Video is already a significant part of today’s everyday workflow. It’s how we entertain, inform, and connect with each other. It’s a tool used across organizations—for marketing, HR, safety regulations, corporate communications, client relations, training, community building, knowledge sharing, archiving, securing facilities, managing inventory and more. Companies from all industries increasingly expect video to be part of their solutions, from recruiters using it to jumpstart the hiring process, to pharmaceutical companies using it to deliver dosage information to patients, to educators making learning more personal for students, or making learning accessible to everyone removing all socio-economic or geographic barriers. Video’s unique ability to deliver concentrated information in a personal, engaging, easily comprehensible way makes it an invaluable tool for any scenario.

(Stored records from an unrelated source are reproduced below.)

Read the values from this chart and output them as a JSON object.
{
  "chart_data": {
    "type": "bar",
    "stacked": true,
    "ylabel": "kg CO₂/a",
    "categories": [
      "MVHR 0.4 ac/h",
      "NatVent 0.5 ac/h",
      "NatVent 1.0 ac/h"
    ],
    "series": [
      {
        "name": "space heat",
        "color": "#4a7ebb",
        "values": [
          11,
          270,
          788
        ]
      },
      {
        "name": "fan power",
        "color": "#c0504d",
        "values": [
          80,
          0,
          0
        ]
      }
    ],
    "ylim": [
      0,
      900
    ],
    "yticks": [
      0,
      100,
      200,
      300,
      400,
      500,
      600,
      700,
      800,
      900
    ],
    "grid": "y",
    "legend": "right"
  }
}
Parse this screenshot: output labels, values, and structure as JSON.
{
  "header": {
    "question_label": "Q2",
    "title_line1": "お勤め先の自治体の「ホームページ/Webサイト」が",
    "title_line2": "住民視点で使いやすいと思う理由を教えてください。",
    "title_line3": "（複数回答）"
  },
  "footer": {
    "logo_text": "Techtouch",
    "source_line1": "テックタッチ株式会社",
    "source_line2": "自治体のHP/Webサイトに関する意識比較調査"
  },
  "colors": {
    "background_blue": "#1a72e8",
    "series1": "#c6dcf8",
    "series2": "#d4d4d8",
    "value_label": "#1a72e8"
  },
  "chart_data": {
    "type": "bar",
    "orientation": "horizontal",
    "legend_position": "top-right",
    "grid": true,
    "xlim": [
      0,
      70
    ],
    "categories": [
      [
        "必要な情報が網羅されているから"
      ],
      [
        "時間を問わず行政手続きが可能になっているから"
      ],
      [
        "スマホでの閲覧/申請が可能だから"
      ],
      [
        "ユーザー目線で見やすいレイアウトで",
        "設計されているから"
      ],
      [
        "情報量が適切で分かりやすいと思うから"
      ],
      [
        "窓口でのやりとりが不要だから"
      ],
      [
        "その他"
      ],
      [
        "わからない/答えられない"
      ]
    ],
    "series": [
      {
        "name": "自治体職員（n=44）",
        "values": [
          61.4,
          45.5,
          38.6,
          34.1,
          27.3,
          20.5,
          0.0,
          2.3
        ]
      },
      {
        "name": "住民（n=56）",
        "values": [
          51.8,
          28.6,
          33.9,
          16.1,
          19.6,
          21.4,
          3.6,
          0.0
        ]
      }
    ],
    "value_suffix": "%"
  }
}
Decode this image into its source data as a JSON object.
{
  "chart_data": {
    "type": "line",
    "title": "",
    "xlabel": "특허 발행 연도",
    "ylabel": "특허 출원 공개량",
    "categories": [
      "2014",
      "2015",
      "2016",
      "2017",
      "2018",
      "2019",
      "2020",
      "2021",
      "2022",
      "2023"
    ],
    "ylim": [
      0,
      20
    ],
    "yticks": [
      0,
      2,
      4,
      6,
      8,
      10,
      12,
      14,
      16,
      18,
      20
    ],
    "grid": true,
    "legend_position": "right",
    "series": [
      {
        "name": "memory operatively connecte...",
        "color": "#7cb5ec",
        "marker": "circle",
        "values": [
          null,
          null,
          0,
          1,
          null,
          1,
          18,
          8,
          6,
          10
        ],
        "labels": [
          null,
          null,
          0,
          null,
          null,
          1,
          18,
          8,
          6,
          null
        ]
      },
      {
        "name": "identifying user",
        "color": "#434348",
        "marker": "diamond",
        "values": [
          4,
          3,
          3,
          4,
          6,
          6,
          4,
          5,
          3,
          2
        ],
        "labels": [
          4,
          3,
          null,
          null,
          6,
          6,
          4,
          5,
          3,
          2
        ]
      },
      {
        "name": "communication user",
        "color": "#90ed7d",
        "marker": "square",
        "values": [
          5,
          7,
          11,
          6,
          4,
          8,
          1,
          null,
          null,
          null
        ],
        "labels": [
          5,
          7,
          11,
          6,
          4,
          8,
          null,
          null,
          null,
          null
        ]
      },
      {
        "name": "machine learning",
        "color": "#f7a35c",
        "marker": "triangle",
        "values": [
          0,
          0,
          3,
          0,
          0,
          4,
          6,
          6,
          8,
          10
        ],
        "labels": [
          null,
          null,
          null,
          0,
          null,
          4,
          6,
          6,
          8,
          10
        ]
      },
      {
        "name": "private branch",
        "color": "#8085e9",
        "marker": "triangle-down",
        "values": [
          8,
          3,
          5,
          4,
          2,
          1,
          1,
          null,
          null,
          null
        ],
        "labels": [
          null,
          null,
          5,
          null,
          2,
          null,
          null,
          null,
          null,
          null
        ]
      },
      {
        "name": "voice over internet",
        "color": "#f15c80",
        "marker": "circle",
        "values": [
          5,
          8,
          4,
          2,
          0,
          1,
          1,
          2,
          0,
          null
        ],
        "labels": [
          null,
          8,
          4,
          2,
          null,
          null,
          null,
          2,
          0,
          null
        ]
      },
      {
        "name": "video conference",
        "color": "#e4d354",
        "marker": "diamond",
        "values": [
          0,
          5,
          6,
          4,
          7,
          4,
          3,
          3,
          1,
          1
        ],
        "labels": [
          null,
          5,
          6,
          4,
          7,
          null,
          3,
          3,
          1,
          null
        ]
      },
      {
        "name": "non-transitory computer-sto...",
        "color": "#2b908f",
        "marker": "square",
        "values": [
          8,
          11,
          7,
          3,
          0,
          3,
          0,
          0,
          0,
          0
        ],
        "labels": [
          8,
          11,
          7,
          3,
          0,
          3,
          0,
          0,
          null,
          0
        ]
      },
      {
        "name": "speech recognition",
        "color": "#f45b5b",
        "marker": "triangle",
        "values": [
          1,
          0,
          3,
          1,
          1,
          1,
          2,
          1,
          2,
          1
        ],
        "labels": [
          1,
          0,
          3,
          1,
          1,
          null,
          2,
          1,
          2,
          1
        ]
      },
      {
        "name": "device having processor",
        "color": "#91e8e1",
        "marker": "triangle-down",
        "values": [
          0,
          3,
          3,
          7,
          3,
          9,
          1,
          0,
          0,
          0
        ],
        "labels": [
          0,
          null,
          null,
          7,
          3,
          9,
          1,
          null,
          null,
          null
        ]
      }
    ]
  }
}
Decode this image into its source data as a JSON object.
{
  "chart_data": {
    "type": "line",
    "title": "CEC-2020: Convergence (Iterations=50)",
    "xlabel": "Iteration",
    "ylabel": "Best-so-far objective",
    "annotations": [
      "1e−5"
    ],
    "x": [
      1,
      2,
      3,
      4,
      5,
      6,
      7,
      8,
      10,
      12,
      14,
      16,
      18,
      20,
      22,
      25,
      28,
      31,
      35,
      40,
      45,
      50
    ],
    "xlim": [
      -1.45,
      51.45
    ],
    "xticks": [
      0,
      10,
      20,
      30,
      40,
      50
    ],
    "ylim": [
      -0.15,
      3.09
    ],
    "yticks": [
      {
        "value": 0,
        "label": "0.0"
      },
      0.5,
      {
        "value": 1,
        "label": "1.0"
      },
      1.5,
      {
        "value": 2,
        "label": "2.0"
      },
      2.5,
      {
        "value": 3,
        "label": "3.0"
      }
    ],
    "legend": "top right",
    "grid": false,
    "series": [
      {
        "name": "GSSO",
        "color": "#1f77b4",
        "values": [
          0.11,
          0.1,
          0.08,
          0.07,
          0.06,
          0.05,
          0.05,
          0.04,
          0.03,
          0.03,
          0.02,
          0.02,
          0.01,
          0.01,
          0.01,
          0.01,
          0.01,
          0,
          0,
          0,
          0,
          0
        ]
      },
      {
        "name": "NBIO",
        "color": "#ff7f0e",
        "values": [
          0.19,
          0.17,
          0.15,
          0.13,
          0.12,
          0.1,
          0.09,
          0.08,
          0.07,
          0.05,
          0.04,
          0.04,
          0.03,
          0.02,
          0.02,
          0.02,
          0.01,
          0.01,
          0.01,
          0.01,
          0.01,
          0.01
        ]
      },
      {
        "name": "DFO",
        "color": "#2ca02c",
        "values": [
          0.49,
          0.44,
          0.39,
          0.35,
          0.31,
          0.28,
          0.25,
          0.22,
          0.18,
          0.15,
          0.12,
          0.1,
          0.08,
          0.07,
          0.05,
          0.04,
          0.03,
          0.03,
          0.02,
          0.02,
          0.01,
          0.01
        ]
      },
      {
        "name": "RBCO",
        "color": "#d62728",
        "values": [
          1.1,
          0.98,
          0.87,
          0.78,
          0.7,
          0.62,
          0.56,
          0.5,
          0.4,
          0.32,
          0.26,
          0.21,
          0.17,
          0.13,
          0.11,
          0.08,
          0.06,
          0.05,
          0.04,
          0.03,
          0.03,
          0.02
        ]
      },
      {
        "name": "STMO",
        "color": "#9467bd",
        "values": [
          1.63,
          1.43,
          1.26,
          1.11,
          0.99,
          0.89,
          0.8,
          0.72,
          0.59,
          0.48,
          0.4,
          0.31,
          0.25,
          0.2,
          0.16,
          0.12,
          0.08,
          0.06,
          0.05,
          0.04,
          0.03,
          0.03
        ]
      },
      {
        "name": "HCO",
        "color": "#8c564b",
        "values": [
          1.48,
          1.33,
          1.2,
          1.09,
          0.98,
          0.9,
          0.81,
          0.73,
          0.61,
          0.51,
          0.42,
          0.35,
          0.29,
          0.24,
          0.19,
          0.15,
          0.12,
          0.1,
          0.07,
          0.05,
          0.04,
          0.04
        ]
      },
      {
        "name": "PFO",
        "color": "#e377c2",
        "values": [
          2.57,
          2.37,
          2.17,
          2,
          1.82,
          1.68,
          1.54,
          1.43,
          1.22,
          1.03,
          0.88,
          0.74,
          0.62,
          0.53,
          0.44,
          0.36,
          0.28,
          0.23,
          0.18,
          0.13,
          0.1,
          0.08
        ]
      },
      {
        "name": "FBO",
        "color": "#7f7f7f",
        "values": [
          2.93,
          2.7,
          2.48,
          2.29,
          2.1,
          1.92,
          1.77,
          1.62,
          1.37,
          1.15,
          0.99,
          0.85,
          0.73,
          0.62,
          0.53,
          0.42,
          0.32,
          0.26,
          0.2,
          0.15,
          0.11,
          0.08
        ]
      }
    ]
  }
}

Video is a new data type. This exciting medium can be a headache to handle and expensive to harness effectively. While anyone knows how to embed a video from YouTube, building more comprehensive video workflows and specialized experiences that meet one’s use-case is often easier said than done.
Extracting knowledge from video, tightly integrating it into each user experience, and delivering video securely, reliably, and in a scalable manner requires extensive work and infrastructure. Whether your goal is to integrate video capabilities into an existing workflow or to begin a new project where video is a key element, creating a satisfying video experience requires a great deal of specialized knowledge, hard work and upfront investments.
Now, with the adoption of the cloud, developers have been accustomed to take advantage of the PaaS, or the Platform as a Service. Platform as a Service has become increasingly popular as a way to fast forward innovation by easily prototyping and growing fast without having to worry about the infrastructure and system level operations. By using APIs and microservices, we can reuse building blocks and blueprints that reliably work everywhere. Developers can focus their efforts on building to their core business requirements and end-user experience needs, instead of working out solutions to problems someone else has already solved. Besides reducing the amount of coding and setup time, using PaaS also makes it easier to automate scaling and take better advantage of the cloud’s elasticity.
So for developers looking to add video to their offerings, the solution is VPaaS, or Video Platform as a Service. VPaaS is a cloud platform for building video experiences, workflows, and applications. With video use at an all-time high and expected to only continue to grow, VPaaS makes it much easier for developers to integrate video into the workflows they want to build as a native asset. VPaaS applies the principles of and advantages of PaaS, specifically designed for handling video at scale, easily:
With VPaaS programmers can focus on creating their own unique user experiences and video workflows, across any industry and use-case. It also allows them to start small and free, with no upfront costs, and then quickly scale big. As video continues to expand, VPaaS will help developers keep up with the pace of innovation to create any kind of video experience.